Note In the PDB file this reference is annotated as "TO BE PUBLISHED". The citation details given above were identified by an automated search of PubMed on title and author names, giving a perfect match.

Abstract

The hexameric membrane-spanning ATP-dependent metalloprotease FtsH is universally conserved in eubacteria, mitochondria, and chloroplasts, where it fulfills key functions in quality control and signaling. As a member of the self-compartmentalizing ATPases associated with various cellular activities (AAA+ proteases), FtsH converts the chemical energy stored in ATP via conformational rearrangements into a mechanical force that is used for substrate unfolding and translocation into the proteolytic chamber. The crystal structure of the ADP state of Thermotoga maritima FtsH showed a hexameric assembly consisting of a 6-fold symmetric protease disk and a 2-fold symmetric AAA ring. The 2.6 A resolution structure of the cytosolic region of apo-FtsH presented here reveals a new arrangement where the ATPase ring shows perfect 6-fold symmetry with the crucial pore residues lining an open circular entrance.
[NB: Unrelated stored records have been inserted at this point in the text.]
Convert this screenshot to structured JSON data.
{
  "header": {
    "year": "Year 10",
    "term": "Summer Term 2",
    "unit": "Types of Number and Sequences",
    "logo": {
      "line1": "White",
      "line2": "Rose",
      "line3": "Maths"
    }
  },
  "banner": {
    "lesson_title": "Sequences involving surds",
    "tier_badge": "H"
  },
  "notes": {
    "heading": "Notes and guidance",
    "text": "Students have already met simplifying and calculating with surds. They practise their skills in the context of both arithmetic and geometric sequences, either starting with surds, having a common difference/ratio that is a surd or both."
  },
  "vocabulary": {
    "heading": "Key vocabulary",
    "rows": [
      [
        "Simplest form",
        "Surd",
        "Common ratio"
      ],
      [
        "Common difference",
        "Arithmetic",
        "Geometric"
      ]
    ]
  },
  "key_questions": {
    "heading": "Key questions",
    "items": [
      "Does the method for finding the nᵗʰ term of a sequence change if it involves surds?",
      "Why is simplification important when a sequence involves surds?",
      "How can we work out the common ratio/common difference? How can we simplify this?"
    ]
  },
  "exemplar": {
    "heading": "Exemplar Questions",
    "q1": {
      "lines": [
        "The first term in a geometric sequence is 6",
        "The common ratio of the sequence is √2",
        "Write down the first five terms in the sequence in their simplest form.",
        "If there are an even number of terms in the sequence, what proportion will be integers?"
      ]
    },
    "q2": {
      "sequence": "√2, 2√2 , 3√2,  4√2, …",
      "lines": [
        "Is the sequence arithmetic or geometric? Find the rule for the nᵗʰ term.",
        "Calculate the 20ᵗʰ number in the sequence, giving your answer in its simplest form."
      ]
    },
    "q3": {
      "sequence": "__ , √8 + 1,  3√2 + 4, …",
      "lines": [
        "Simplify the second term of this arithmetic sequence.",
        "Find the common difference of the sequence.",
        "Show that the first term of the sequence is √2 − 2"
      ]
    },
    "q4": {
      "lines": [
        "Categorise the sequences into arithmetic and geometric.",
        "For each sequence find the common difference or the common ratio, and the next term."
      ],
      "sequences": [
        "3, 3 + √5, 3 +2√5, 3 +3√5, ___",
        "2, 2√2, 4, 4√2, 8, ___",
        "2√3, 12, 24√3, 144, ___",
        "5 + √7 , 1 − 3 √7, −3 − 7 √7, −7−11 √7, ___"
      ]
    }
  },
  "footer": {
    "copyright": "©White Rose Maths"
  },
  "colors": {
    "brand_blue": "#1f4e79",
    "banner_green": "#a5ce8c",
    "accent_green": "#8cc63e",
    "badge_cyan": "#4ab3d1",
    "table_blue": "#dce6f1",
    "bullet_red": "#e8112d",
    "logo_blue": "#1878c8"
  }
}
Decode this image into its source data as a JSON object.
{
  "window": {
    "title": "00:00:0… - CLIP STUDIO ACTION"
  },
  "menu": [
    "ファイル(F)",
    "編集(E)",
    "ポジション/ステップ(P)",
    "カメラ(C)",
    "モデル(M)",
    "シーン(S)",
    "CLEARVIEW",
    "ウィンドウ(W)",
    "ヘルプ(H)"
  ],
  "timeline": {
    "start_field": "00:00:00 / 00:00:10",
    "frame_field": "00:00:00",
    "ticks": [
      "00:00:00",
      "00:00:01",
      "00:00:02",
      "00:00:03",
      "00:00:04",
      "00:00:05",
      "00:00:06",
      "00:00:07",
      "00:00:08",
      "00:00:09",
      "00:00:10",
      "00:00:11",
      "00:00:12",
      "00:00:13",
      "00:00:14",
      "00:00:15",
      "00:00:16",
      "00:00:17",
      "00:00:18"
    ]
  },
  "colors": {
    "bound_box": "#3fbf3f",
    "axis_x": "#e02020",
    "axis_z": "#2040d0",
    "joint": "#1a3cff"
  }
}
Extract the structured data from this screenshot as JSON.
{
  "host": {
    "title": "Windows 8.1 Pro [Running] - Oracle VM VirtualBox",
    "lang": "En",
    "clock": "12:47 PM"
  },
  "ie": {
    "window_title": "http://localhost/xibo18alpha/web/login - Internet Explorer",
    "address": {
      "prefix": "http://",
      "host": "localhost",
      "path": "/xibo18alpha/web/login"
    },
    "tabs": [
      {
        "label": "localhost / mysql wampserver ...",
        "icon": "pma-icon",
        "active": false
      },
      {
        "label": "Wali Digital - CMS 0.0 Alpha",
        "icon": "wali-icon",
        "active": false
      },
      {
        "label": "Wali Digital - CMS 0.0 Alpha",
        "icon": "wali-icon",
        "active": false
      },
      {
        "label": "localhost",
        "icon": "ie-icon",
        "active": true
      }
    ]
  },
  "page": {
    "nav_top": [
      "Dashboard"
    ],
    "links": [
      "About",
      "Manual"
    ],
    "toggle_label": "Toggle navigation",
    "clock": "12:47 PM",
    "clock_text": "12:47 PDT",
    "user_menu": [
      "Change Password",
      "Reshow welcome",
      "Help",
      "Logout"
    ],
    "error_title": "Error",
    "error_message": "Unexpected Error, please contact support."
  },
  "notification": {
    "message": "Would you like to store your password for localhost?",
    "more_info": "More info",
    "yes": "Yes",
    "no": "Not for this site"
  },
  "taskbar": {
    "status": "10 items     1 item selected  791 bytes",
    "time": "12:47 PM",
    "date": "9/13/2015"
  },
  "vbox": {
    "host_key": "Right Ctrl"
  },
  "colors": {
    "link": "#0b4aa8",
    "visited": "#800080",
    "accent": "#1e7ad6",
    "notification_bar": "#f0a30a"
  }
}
Triggered by this conformational change, a substrate-binding edge beta strand appears within the proteolytic domain. Comparison of the apo- and ADP-bound structure visualizes an inward movement of the aromatic pore residues and generates a model of substrate translocation by AAA+ proteases. Furthermore, we demonstrate that mutation of a conserved glycine in the linker region inactivates FtsH.